The data coalescence process examines data at a specified unit of granularity to identify redundancies, indexes common units of data and then stores only additional unique data. Specific approaches vary based on several factors, such as the level of granularity. With a finer granularity (i.e., smaller data units), greater commonality can be discovered and, therefore, greater storage savings can be realized. Indexing at the file level, for example, eliminates storing multiple backups of the same file; but adding one word to a 1MB Word document represents a change that would require another entire file to be saved. Indexing at the subfile or block level would store only the portion of the file with changed data. But greater granularity requires more indexing, which could impact performance when accessing information.
Another consideration is the use of fixed- vs. variable-length data elements. A fixed-element approach may be fine for structured data such as databases, but with unstructured data, many commonalities may be missed. Consider the files shown in the figure "Fixed-block commonality factoring" at right. Using a fixed-length approach, no commonality would be discovered and each file would be stored as a separate set of objects.
Regardless of the level of factoring, the true benefits of a data-reduction technology are realized when aggregated across multiple servers. A single backed-up system has significant redundancy, but when many systems are backed up to a common server, there's likely to be an even greater potential for redundancy and, therefore, for data reduction. Imagine coalescing backup data down to onetenth or one-twenty-fifth of its original total size. Properly deployed, this technology can make disk cheaper than tape, turning the tape vs. disk TCO comparison on its head.
Data-reduction product options
Data-reduction products have been available from different vendors for some time. EMC Corp. put object-based CAS on the map with its Centera product, but the firm draws a sharp distinction by positioning this product for fixed-content data archiving, not backup.
In the backup realm, there are several software and hardware products using data-reduction technology. Here's a brief rundown:
- Iron Mountain Inc.'s Connected DataProtector family of products uses block-level data-reduction technologies to protect laptops and desktops, as well as Windows file servers.
- Storactive Inc.'s LiveBackup products marry two technologies--continuous data protection and data reduction-- to protect laptops and desktops. The company's LiveServ for Exchange product also applies these technologies to protect Microsoft Exchange using less space than an Exchange information store.

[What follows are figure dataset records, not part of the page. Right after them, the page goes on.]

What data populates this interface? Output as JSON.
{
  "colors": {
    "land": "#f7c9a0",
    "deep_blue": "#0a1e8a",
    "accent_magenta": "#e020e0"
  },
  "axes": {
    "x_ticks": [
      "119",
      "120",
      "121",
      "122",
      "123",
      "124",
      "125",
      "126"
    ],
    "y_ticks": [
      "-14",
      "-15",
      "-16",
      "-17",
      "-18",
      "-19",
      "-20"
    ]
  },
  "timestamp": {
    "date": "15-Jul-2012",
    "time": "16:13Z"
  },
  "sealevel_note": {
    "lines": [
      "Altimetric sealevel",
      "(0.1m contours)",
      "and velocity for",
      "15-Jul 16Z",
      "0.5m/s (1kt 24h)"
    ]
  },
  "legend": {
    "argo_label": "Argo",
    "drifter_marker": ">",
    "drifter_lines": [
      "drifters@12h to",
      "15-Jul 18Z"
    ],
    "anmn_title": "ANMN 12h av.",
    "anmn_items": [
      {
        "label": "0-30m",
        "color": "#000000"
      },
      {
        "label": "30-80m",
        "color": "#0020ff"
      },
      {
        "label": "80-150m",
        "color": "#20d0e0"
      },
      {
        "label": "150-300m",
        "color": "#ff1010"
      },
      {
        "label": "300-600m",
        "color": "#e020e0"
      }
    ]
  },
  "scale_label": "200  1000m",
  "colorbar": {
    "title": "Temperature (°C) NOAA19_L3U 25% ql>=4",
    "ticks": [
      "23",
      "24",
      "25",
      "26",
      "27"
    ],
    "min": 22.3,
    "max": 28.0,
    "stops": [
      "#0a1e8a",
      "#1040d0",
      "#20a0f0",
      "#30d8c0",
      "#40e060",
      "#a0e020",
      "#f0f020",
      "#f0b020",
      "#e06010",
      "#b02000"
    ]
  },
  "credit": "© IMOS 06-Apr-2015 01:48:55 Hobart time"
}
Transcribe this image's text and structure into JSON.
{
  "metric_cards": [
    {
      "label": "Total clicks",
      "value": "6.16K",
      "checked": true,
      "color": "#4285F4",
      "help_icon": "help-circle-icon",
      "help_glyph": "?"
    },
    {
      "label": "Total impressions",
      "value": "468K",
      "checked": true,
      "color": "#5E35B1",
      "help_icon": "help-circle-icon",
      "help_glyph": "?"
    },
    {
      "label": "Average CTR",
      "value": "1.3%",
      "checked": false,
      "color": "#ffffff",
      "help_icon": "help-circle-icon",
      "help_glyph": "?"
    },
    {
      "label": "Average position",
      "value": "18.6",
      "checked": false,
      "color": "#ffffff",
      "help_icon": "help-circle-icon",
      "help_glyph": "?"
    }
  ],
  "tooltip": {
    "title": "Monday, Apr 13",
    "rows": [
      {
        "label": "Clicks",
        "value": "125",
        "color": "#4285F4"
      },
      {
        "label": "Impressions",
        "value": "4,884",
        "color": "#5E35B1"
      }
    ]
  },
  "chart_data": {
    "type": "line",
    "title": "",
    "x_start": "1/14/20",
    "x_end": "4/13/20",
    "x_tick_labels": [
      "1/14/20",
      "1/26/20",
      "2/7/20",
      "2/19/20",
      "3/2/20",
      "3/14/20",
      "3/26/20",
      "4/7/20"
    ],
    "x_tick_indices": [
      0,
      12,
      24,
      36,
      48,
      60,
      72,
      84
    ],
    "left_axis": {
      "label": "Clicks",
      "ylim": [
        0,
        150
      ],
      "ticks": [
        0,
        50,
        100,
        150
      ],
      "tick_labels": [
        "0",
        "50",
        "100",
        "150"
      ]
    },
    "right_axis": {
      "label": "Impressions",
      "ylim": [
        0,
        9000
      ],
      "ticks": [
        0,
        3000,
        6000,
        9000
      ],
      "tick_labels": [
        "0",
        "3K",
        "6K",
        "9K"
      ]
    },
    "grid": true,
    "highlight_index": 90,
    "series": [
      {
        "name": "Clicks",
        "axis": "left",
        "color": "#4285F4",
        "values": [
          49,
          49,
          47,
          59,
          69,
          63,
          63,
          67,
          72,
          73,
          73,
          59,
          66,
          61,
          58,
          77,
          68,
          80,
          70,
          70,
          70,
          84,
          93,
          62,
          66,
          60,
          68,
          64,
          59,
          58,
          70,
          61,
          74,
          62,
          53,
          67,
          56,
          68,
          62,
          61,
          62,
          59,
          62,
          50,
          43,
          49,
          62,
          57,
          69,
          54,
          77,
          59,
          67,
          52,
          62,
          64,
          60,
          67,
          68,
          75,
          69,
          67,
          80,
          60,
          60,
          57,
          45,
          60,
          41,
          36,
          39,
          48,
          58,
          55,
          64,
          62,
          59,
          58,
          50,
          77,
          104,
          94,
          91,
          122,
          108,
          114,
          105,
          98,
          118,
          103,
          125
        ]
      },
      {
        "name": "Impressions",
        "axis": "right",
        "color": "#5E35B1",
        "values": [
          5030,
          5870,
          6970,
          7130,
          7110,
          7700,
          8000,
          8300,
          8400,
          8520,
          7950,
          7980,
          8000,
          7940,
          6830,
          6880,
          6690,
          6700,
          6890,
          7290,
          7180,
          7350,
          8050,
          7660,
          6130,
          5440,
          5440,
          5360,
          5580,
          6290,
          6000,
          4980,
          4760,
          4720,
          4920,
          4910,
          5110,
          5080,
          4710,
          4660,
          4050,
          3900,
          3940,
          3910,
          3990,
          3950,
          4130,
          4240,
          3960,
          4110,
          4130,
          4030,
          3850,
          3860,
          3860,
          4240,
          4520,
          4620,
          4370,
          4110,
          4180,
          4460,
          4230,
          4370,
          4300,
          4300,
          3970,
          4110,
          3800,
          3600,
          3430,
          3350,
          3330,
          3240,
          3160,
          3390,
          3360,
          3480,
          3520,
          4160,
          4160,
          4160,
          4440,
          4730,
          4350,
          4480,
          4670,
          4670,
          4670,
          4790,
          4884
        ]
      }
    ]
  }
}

- Avamar Technologies Inc. is a pioneer in applying commonality factoring and CAS to backup. Its Axion family minimizes network bandwidth and storage capacity through a full range of client and server applications and appliances designed to supplant the traditional backup environment.
- Data Domain Inc.'s DD400 and DD200 appliances provide an NFS- or CIFS-accessible "capacity-optimized storage" array that can provide disk storage for traditional backup or other applications.
- Asigra Inc.'s Asigra Televaulting for Enterprises uses an agentless backup design and incorporates common file elimination techniques to minimize storage requirements. Designed to eliminate tape, this product enables highly efficient remote replication.
- Among the multitude of disk-based backup technology approaches, virtual tape libraries (VTLs) are among the most prevalent. Diligent Technologies Corp., with its ProtecTier platform, is the first VTL vendor to apply datareduction techniques to virtual tape libraries, providing data reduction of 25 times or more through its HyperFactor technology.
- Software toolkit developer Rocksoft Ltd. offers Blocklets to enable other developers to incorporate data-reduction functionality into their products. Blocklets' technology is called Data Streamlining, and it uses variable-sized, subblock-level commonality factoring to provide reductions of up to 98%.